Knowing the odds against them, they might have considered it pointless to pursue a leadership path outside the women’s sphere. Perhaps unspoken aspects of their personalities or personal lives precluded such ambition. Perhaps in their minds, journalism was no more than a great place to wait until the train to marriage and family pulled up.
Or perhaps—and this was a major contention of the women’s caucuses that would soon form—having never been nurtured or groomed or conditioned to consider themselves worthy of advancement in such an exciting, competitive, hardscrabble field, they lacked a sense of their own potential and never formed the expectations.
Of all the measures of how well women were doing in the 1960s, the best is enduring value, the rare pieces or bodies of work that have defied journalism’s disposable nature. Women in the 1960s produced at least four seminal works. Atop the list is Rachel Carson’s Silent Spring, which The New Yorker excerpted in three issues in 1962.
In 2012, upon the book’s fiftieth anniversary, Carson posthumously drew moving commemorative appreciations in the press and a declaration from E: The Environmental Magazine that she had ushered in the modern environmental movement and “changed the world.” In her own day, the alarm she sounded against the pesticide DDT and its deleterious impact on the bald eagle and other birds garnered eight prestigious awards plus finalist status for the National Book Award.
Hannah Arendt’s “Eichmann in Jerusalem” consumed the better part of two issues of The New Yorker and received similar attention in its half-centennial year in 2013, including academic conferences and panels in its honor at Yale, Wesleyan, and Harvard.
That same year, the Schlesinger Library at Radcliffe built an exhibit around a look back at the feminist revolution unleashed by Betty Friedan’s Feminine Mystique 50 years earlier. Janet Maslin, the critic for The New York Times, expressed regret that she had not read the book closer to its publication date, even though she would have been only thirteen then. “I have a photograph of myself with Betty Friedan,” she wrote in a retrospective musing. “We were together on a radio show. I was there because I was a critic for The New York Times and I arrived at the Times because of opportunities her book created. I wish I had known how much I owed her.”
Michelle Bernard in The Washington Post acknowledged the book’s significance but objected to Friedan’s exclusion of the issues specific to the lives of Black women. Bernard pointed out how that neglect made the work unimportant to the women of her community and “unintentionally set us down a path that divided us as sisters.”

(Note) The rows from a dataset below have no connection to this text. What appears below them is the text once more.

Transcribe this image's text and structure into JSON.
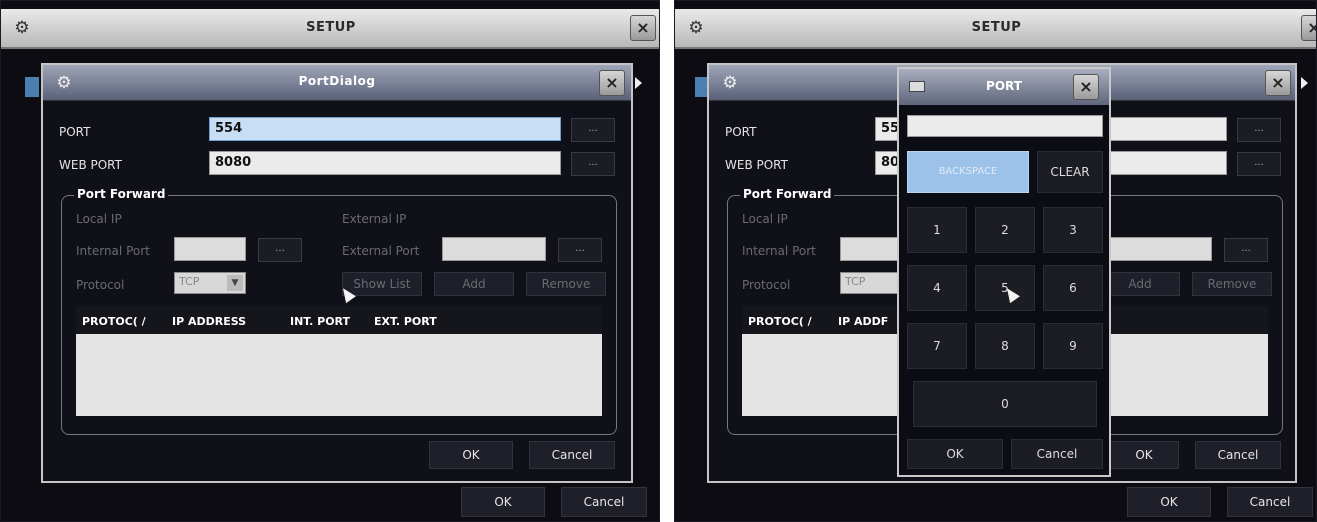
{
  "setup_title": "SETUP",
  "close_glyph": "×",
  "dots": "...",
  "left": {
    "dialog_title": "PortDialog",
    "port_label": "PORT",
    "port_value": "554",
    "web_port_label": "WEB PORT",
    "web_port_value": "8080",
    "group_title": "Port Forward",
    "local_ip": "Local IP",
    "external_ip": "External IP",
    "internal_port": "Internal Port",
    "external_port": "External Port",
    "protocol": "Protocol",
    "protocol_value": "TCP",
    "show_list": "Show List",
    "add": "Add",
    "remove": "Remove",
    "columns": [
      "PROTOC( /",
      "IP ADDRESS",
      "INT. PORT",
      "EXT. PORT"
    ],
    "ok": "OK",
    "cancel": "Cancel",
    "outer_ok": "OK",
    "outer_cancel": "Cancel"
  },
  "right": {
    "port_label": "PORT",
    "port_value_partial": "55",
    "web_port_label": "WEB PORT",
    "web_port_value_partial": "80",
    "group_title": "Port Forward",
    "local_ip": "Local IP",
    "internal_port": "Internal Port",
    "protocol": "Protocol",
    "protocol_value": "TCP",
    "add": "Add",
    "remove": "Remove",
    "columns": [
      "PROTOC( /",
      "IP ADDF"
    ],
    "ok": "OK",
    "cancel": "Cancel",
    "outer_ok": "OK",
    "outer_cancel": "Cancel",
    "keypad": {
      "title": "PORT",
      "backspace": "BACKSPACE",
      "clear": "CLEAR",
      "keys": [
        "1",
        "2",
        "3",
        "4",
        "5",
        "6",
        "7",
        "8",
        "9"
      ],
      "zero": "0",
      "ok": "OK",
      "cancel": "Cancel"
    }
  }
}
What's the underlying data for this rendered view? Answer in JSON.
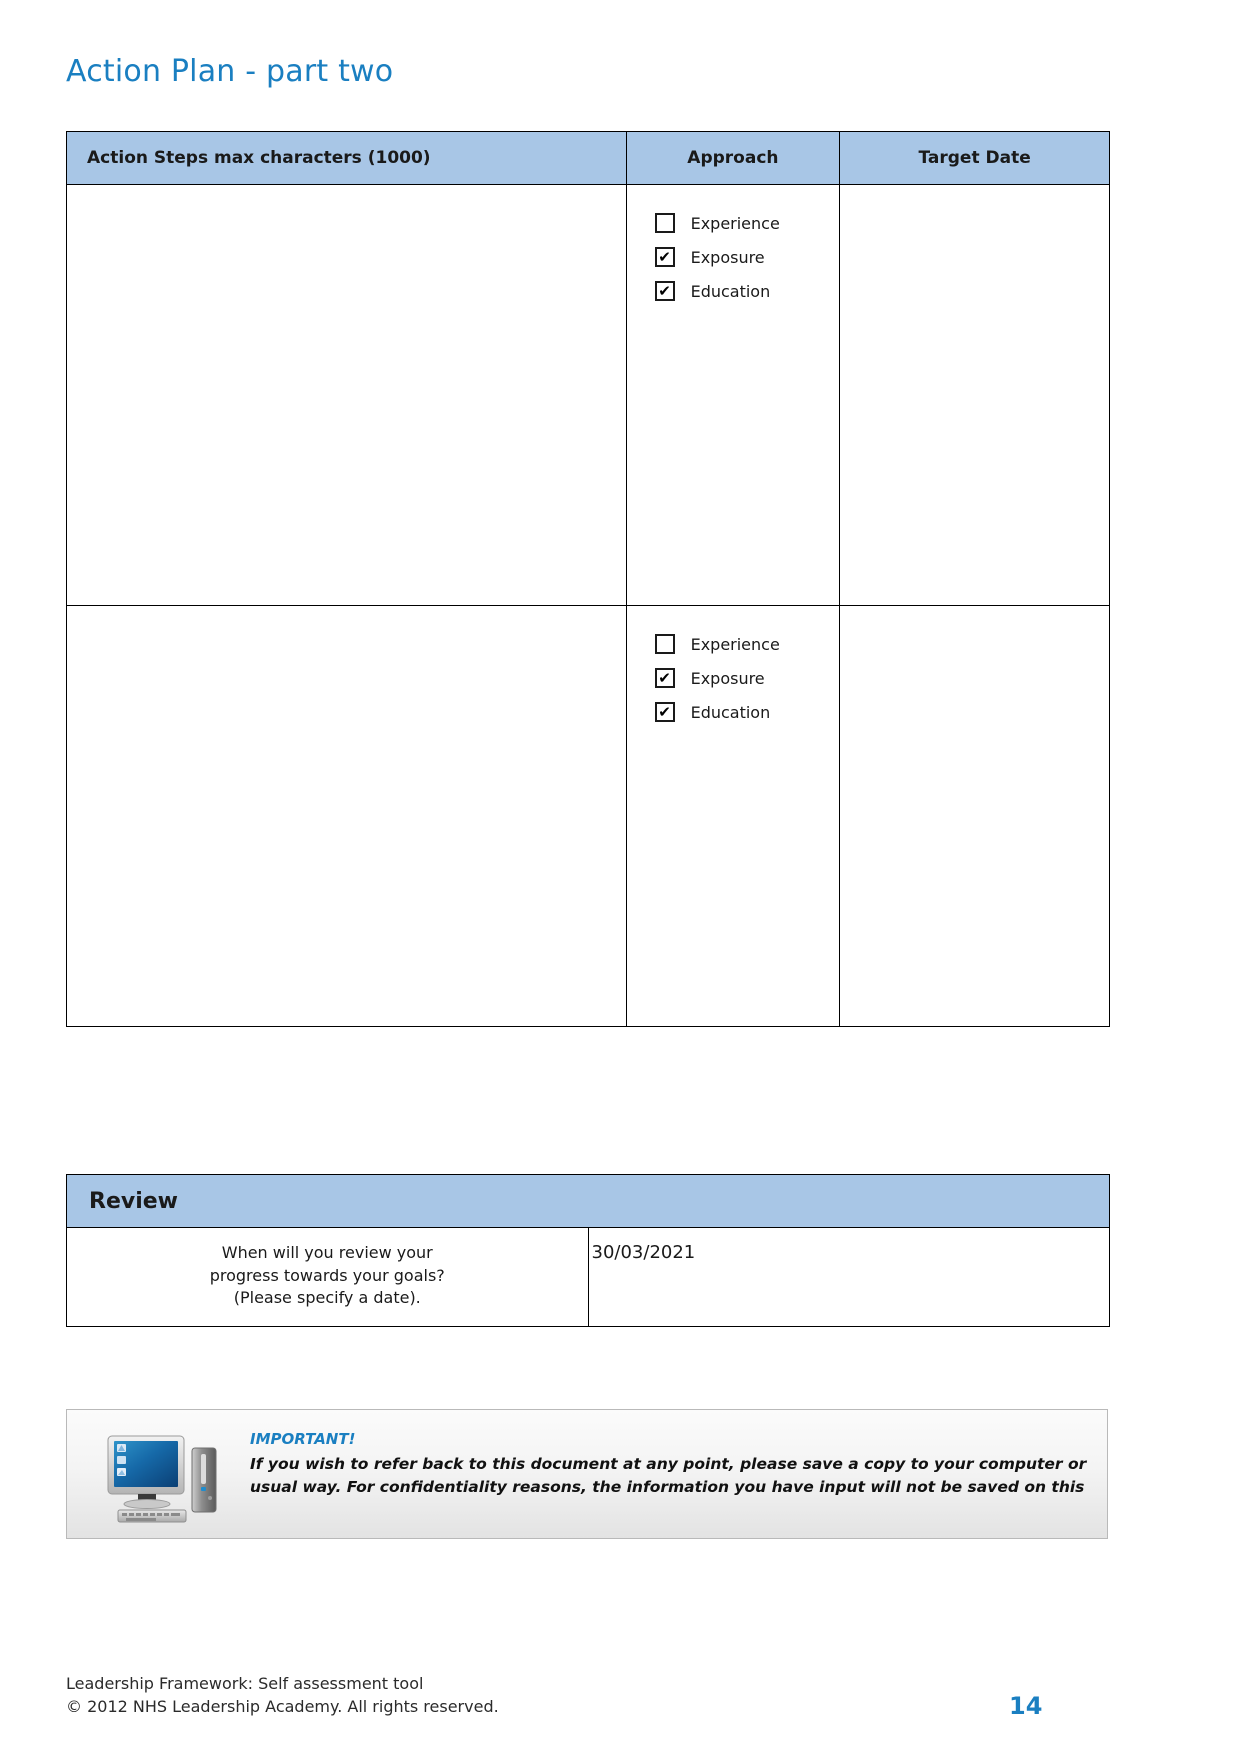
{
  "document": {
    "title": "Action Plan - part two"
  },
  "action_table": {
    "columns": [
      {
        "key": "steps",
        "label": "Action Steps max characters (1000)"
      },
      {
        "key": "approach",
        "label": "Approach"
      },
      {
        "key": "target",
        "label": "Target Date"
      }
    ],
    "rows": [
      {
        "action_steps": "",
        "approach": [
          {
            "label": "Experience",
            "checked": false,
            "mark": ""
          },
          {
            "label": "Exposure",
            "checked": true,
            "mark": "✔"
          },
          {
            "label": "Education",
            "checked": true,
            "mark": "✔"
          }
        ],
        "target_date": ""
      },
      {
        "action_steps": "",
        "approach": [
          {
            "label": "Experience",
            "checked": false,
            "mark": ""
          },
          {
            "label": "Exposure",
            "checked": true,
            "mark": "✔"
          },
          {
            "label": "Education",
            "checked": true,
            "mark": "✔"
          }
        ],
        "target_date": ""
      }
    ]
  },
  "review": {
    "header": "Review",
    "question_line1": "When will you review your",
    "question_line2": "progress towards your goals?",
    "question_line3": "(Please specify a date).",
    "answer_date": "30/03/2021"
  },
  "notice": {
    "important_label": "IMPORTANT!",
    "line1": "If you wish to refer back to this document at any point, please save a copy to your computer or",
    "line2": "usual way. For confidentiality reasons, the information you have input will not be saved on this",
    "icon": "desktop-computer-icon"
  },
  "footer": {
    "line1": "Leadership Framework: Self assessment tool",
    "line2": "© 2012 NHS Leadership Academy.  All rights reserved.",
    "page_number": "14"
  },
  "colors": {
    "title_blue": "#1a7fc1",
    "header_fill": "#a8c6e6",
    "border": "#000000",
    "notice_accent": "#1a7fc1"
  }
}
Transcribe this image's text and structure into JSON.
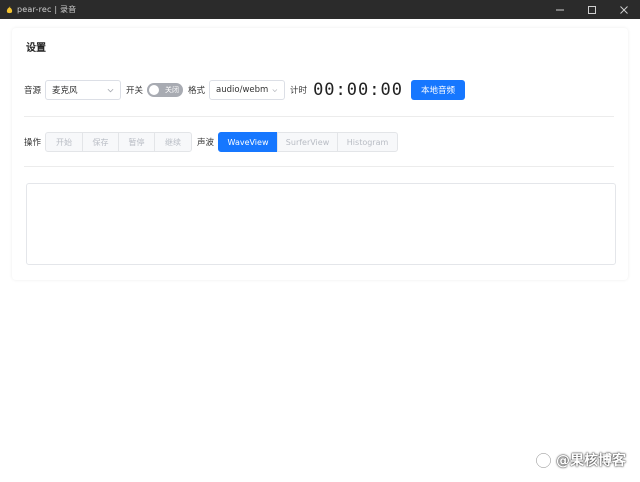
{
  "window": {
    "title": "pear-rec | 录音",
    "icon": "pear-app-icon"
  },
  "card": {
    "title": "设置"
  },
  "source": {
    "label": "音源",
    "selected": "麦克风"
  },
  "toggle": {
    "label": "开关",
    "state_text": "关闭"
  },
  "format": {
    "label": "格式",
    "selected": "audio/webm"
  },
  "timer": {
    "label": "计时",
    "value": "00:00:00"
  },
  "local_audio_button": "本地音频",
  "operations": {
    "label": "操作",
    "buttons": [
      "开始",
      "保存",
      "暂停",
      "继续"
    ]
  },
  "waveform": {
    "label": "声波",
    "options": [
      "WaveView",
      "SurferView",
      "Histogram"
    ],
    "selected": "WaveView"
  },
  "watermark": {
    "text": "@果核博客"
  },
  "colors": {
    "primary": "#1677ff",
    "titlebar": "#2b2b2b"
  }
}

On that score, the suffrage movement and first wave feminism had done even worse and, at times, with deliberate rather than unconscious intent. Other commentary took note of these omissions and others, as well as how dated the book had become. There was no such caveat attached to the canonization of Joan Didion. Neither her star in the firmament nor that of her book Slouching Towards Bethlehem has ever dimmed. The essays the book contains, first published in The Saturday Evening Post, Vogue, Holiday, and The American Scholar, have invited reverence since the book first appeared in 1968.
As recently as January 2021, Nathan Heller would tell New Yorker readers that it “has claims to being the most influential essay collection of the past sixty years.” A year before she died, Hilton Als wrote in The New York Review of Books of “the metaphorical power of great fiction” present in her nonfiction, and how her work from the 1960s to the 1990s “anticipated the deeply troubling politics of today.”
At her death at 87 in December 2021, the outpouring was inestimable. In The New York Times, the cultural critic Katie Roiphe said Didion created “a perfect conjunction of the writer with the moment.” The book reviewer Parul Sehgal added that what Didion elicited was not mere admiration. “It is love.”